Très intéressant film que ce portrait drôle, attachant et pathétique d'un Enseignant Universitaire avec en prime une lutte d’influence avec un collègue dans une Faculté de Buenos Aires . Ce Professeur d’université qui, pouvant tout à coup entrer dans la lumière, apprend à découvrir sa propre voix à cette occasion ! En toile de fond les grandes manifestations étudiantes de Buenos Aires dans une Argentine au bord du gouffre !
Un film sur un professeur de philosophie en Argentine, très inégal, assez décousu, qui alterne entre quasi comédie et ton plus sérieux, et où on se demande au final quel était vraiment le message que voulait faire passer le metteur en scène… Quelques scènes sympas, mais trop de temps faibles ou l’on trouve le temps long… Finalement assez décevant
J'ai beaucoup aimé ce professeur qui ne demande qu'à enseigner sa matière mais que l'environnement et les événements contrarient sans arrêt.
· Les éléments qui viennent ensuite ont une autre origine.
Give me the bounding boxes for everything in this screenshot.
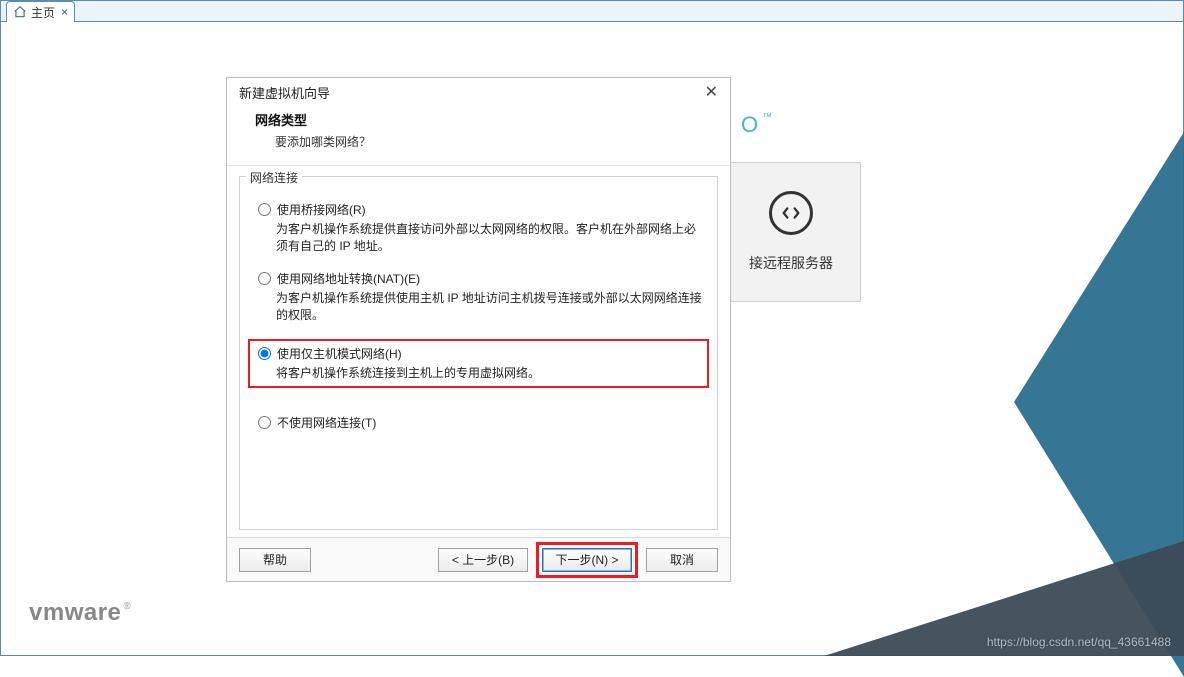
- radio-none-label: 不使用网络连接(T): [277, 414, 376, 431]
- main-area: O™ 接远程服务器 新建虚拟机向导 ✕ 网络类型 要添加哪类网络？ 网络连接 使…: [1, 22, 1183, 655]
- next-button-highlight: 下一步(N) >: [536, 542, 638, 578]
- tile-label: 接远程服务器: [749, 253, 833, 273]
- tab-bar: 主页 ×: [1, 1, 1183, 22]
- radio-nat-desc: 为客户机操作系统提供使用主机 IP 地址访问主机拨号连接或外部以太网网络连接的权…: [276, 290, 703, 325]
- radio-bridge-desc: 为客户机操作系统提供直接访问外部以太网网络的权限。客户机在外部网络上必须有自己的…: [276, 221, 703, 256]
- vmware-logo: vmware®: [29, 599, 131, 627]
- radio-nat-input[interactable]: [258, 272, 271, 285]
- dialog-title: 新建虚拟机向导: [239, 83, 330, 102]
- radio-hostonly[interactable]: 使用仅主机模式网络(H): [254, 345, 703, 362]
- connect-remote-server-tile[interactable]: 接远程服务器: [721, 162, 861, 302]
- radio-nat-label: 使用网络地址转换(NAT)(E): [277, 270, 420, 287]
- tab-home[interactable]: 主页 ×: [6, 1, 75, 22]
- radio-bridge-input[interactable]: [258, 203, 271, 216]
- home-icon: [13, 5, 27, 19]
- tab-label: 主页: [31, 4, 55, 21]
- group-legend: 网络连接: [246, 169, 302, 186]
- dialog-question: 要添加哪类网络？: [275, 133, 702, 150]
- new-vm-wizard-dialog: 新建虚拟机向导 ✕ 网络类型 要添加哪类网络？ 网络连接 使用桥接网络(R) 为…: [226, 77, 731, 582]
- next-button[interactable]: 下一步(N) >: [542, 548, 632, 572]
- help-button[interactable]: 帮助: [239, 548, 311, 572]
- connect-remote-icon: [769, 191, 813, 235]
- close-icon[interactable]: ✕: [701, 82, 722, 102]
- radio-nat[interactable]: 使用网络地址转换(NAT)(E): [254, 270, 703, 287]
- radio-bridge-label: 使用桥接网络(R): [277, 201, 366, 218]
- dialog-button-bar: 帮助 < 上一步(B) 下一步(N) > 取消: [227, 537, 730, 581]
- radio-hostonly-label: 使用仅主机模式网络(H): [277, 345, 402, 362]
- cancel-button[interactable]: 取消: [646, 548, 718, 572]
- radio-none-input[interactable]: [258, 416, 271, 429]
- dialog-subtitle: 网络类型: [255, 110, 702, 129]
- radio-none[interactable]: 不使用网络连接(T): [254, 414, 703, 431]
- radio-bridge[interactable]: 使用桥接网络(R): [254, 201, 703, 218]
- radio-hostonly-desc: 将客户机操作系统连接到主机上的专用虚拟网络。: [276, 365, 703, 382]
- watermark: https://blog.csdn.net/qq_43661488: [987, 635, 1171, 649]
- tab-close-icon[interactable]: ×: [61, 5, 68, 19]
- background-pro-label: O™: [741, 112, 776, 138]
- back-button[interactable]: < 上一步(B): [438, 548, 528, 572]
- network-connection-group: 网络连接 使用桥接网络(R) 为客户机操作系统提供直接访问外部以太网网络的权限。…: [239, 176, 718, 530]
- radio-hostonly-input[interactable]: [258, 347, 271, 360]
C'est très fin et drôle.
Ancré dans le microcosme de l’université de Puan, El Profesor explore les fractures intellectuelles, sociales et politiques d’une Argentine en crise.
Marcelo, professeur de philosophie discret et désenchanté, affronte Rafael, un ancien camarade revenu d’exil, flamboyant et opportuniste, pour un poste prestigieux. Leur rivalité transcende l’individu, opposant deux visions du monde : d’un côté, l’idéaliste épuisé par les contradictions de son époque, de l’autre, le pragmatique qui manipule le système avec une aisance cynique.
Dans ce récit à la mise en scène naturaliste et dépouillée, la lenteur apparente se révèle à double tranchant : si elle offre au spectateur le temps de s'immerger dans la chute des idéaux et la vacuité des luttes de pouvoir, elle risque, et cela l'a été pour moi, d’en diluer l’intensité. Les dialogues, richement parsemés de références philosophiques, oscillent entre profondeur et didactisme, confrontant avec pertinence la grandeur des idées avec leur mise en action.
En filigrane, El Profesor interroge sur les rêves érodés, sur la tension entre fidélité à soi-même et nécessité de s’adapter, et, surtout, sur une époque où les mots de la philosophie peinent à dialoguer avec la réalité.
L'ensemble m'a paru assez décousu. Le film porte-t-il sur les rivalités au sein des universités, sur l'enseignement de la philosophie au plus grand nombre, sur les problèmes politico-sociaux en Argentine, sur un personnage timide et maladroit... ? Tout est effleuré et sans relief.